The greenback cutthroat trout is nothing short of a miracle fish. The only native trout of the South Platte basin, the greenback was extirpated from its northeastern Colorado home during the 20th Century and had been reduced to a single population hanging on in tiny Bear Creek on the slope of Pikes Peak.
On August 8, a group of biologists and researchers gathered to release 1,200 hatchery-raised greenbacks into Zimmerman Lake, jumpstarting the process of restoring a symbol of Colorado’s natural heritage to its rightful place. It’s an improbable story, as dependent on the passion of people devoted to wild trout as on the indomitable survival instinct of a species that survived for more than a century in a tiny stream.
With origins from the Pacific Ocean, cutthroat trout are considered to be one of the most diverse fish species in North America and a symbol of wildness in the American West. For thousands of years, cutthroat trout evolved across the western U.S. into 14 recognized subspecies, including the giant yellowfin cutthroat, an Arkansas Basin strain that once grew to prodigious size in Twin Lakes near Leadville, which is now extinct.
Greenback cutthroat trout were first listed as endangered prior to the passage of the Endangered Species Act.
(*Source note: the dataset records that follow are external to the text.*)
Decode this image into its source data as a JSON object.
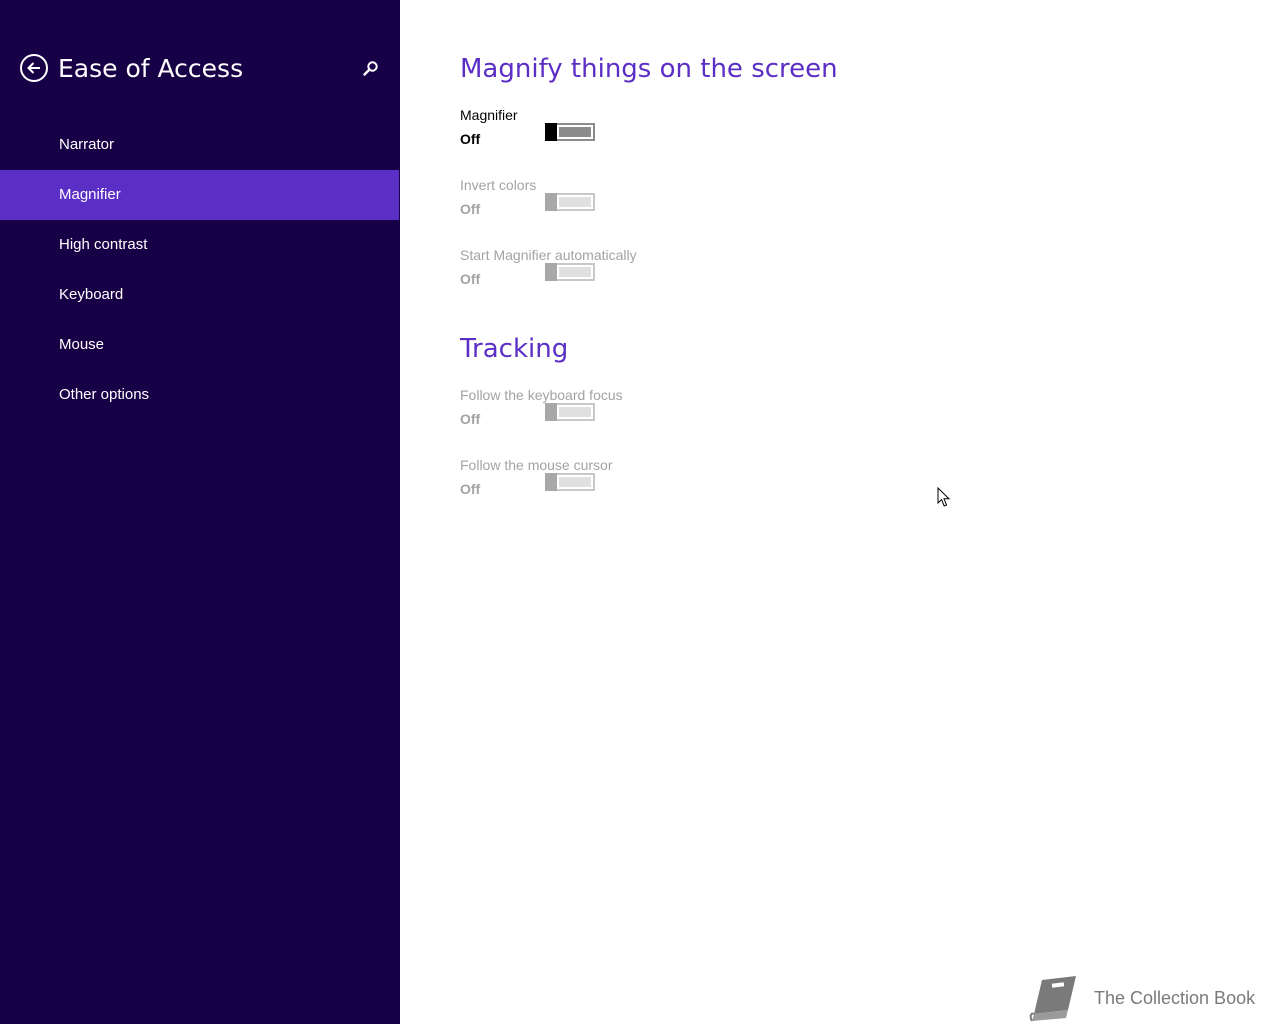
{
  "sidebar": {
    "title": "Ease of Access",
    "back_icon": "back-arrow-icon",
    "search_icon": "search-icon",
    "items": [
      {
        "label": "Narrator",
        "active": false
      },
      {
        "label": "Magnifier",
        "active": true
      },
      {
        "label": "High contrast",
        "active": false
      },
      {
        "label": "Keyboard",
        "active": false
      },
      {
        "label": "Mouse",
        "active": false
      },
      {
        "label": "Other options",
        "active": false
      }
    ]
  },
  "main": {
    "section_magnify": {
      "title": "Magnify things on the screen",
      "settings": [
        {
          "label": "Magnifier",
          "state": "Off",
          "enabled": true
        },
        {
          "label": "Invert colors",
          "state": "Off",
          "enabled": false
        },
        {
          "label": "Start Magnifier automatically",
          "state": "Off",
          "enabled": false
        }
      ]
    },
    "section_tracking": {
      "title": "Tracking",
      "settings": [
        {
          "label": "Follow the keyboard focus",
          "state": "Off",
          "enabled": false
        },
        {
          "label": "Follow the mouse cursor",
          "state": "Off",
          "enabled": false
        }
      ]
    }
  },
  "watermark": {
    "text": "The Collection Book",
    "icon": "book-icon"
  },
  "colors": {
    "sidebar_bg": "#180046",
    "accent": "#5b2ec5",
    "disabled_text": "#a3a3a3"
  }
}
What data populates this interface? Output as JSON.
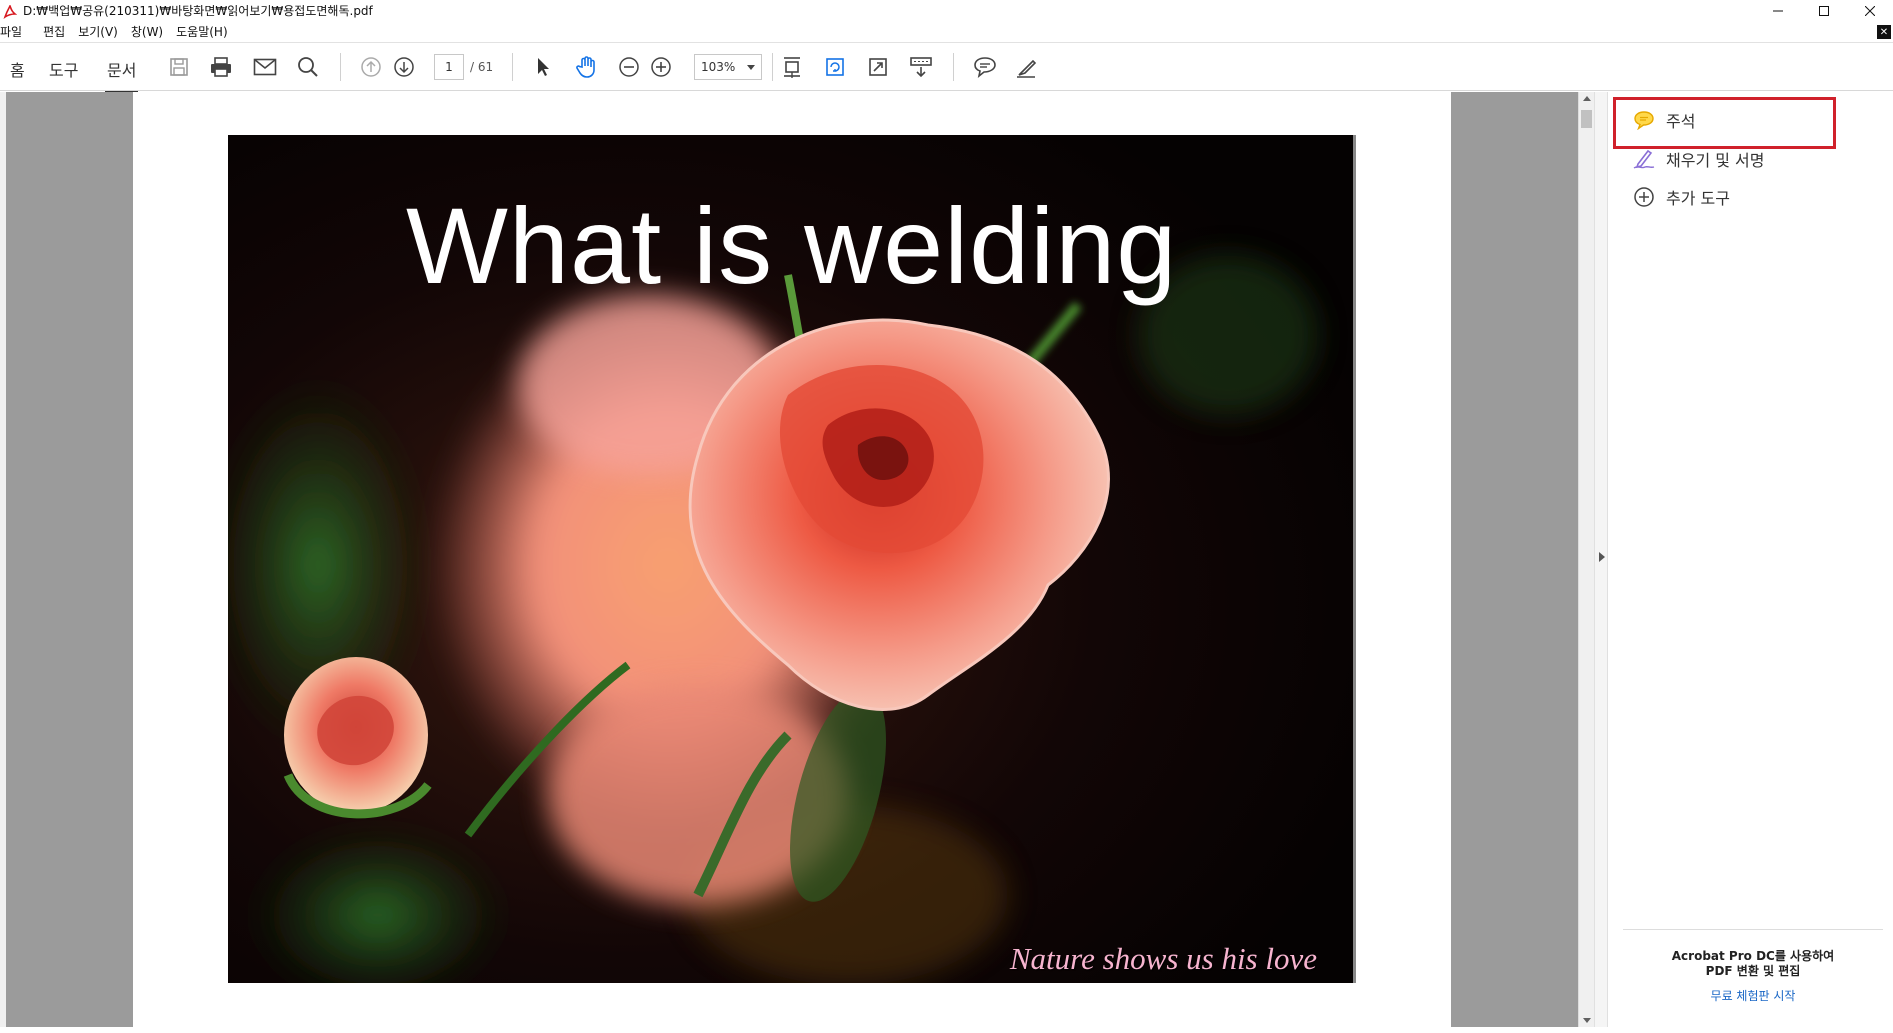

Recovery efforts with trout identified by experts as greenbacks helped convince the Service to downgrade the fish to threatened in 1979. Wildlife managers and the recovery team continued restoring native cutthroats to the South Platte drainage to meet the goals of the Greenback Recovery Plan, moving along a track that suggested recovery benchmarks might soon be met and the threatened designation lifted.
Then came a 2012 study by a team of researchers from the University of Colorado, Colorado Parks and Wildlife and the National Park Service, which compared cutthroat DNA from museum specimens collected in the late 1880s with cutthroat DNA from current populations. Researchers determined that most of the streams that were believed to contain greenbacks actually contained descendants of West Slope transplants. Further sleuthing through historic records revealed that these were survivors of an ambitious and entirely ad-hoc trout restoration effort that lasted for several decades around the turn of the 20th Century.
But the big news was the announcement that the several hundred diminutive trout hanging on in Bear Creek, trout recognized as unique by CPW biologists for over a decade, were in fact the last surviving population of greenbacks.
Fast forward to today – greenbacks are now being raised in three Colorado hatcheries, including the Leadville National Fish Hatchery. While the Service reviews the greenback’s status under the Endangered Species Act, the Greenback Recovery Team is busy identifying South Platte waters where they can continue the recovery process.
Although the genetic “labels” associated with the species and individual populations of the species have changed over time, recovery efforts have protected the cutthroats and their habitats. Thanks to those efforts, the pieces to the genetic puzzle are still largely intact.
Sitting in the Arapaho-Roosevelt National Forest in the shadow of rugged cliffs, Zimmerman Lake has become a key tool in the greenback trout recovery program. The isolated lake has an abundance of scuds and other aquatic insects, perfect for growing trout.
Anglers can try to land one of these rare four-inch long jewels, but will be required to return the fish back to the water unharmed. In a couple of years, the greenbacks planted in Zimmerman Lake this summer will grow into brood stock – whose eggs and milt will be harvested for future projects designed to return this native to its ancestral home along the Front Range.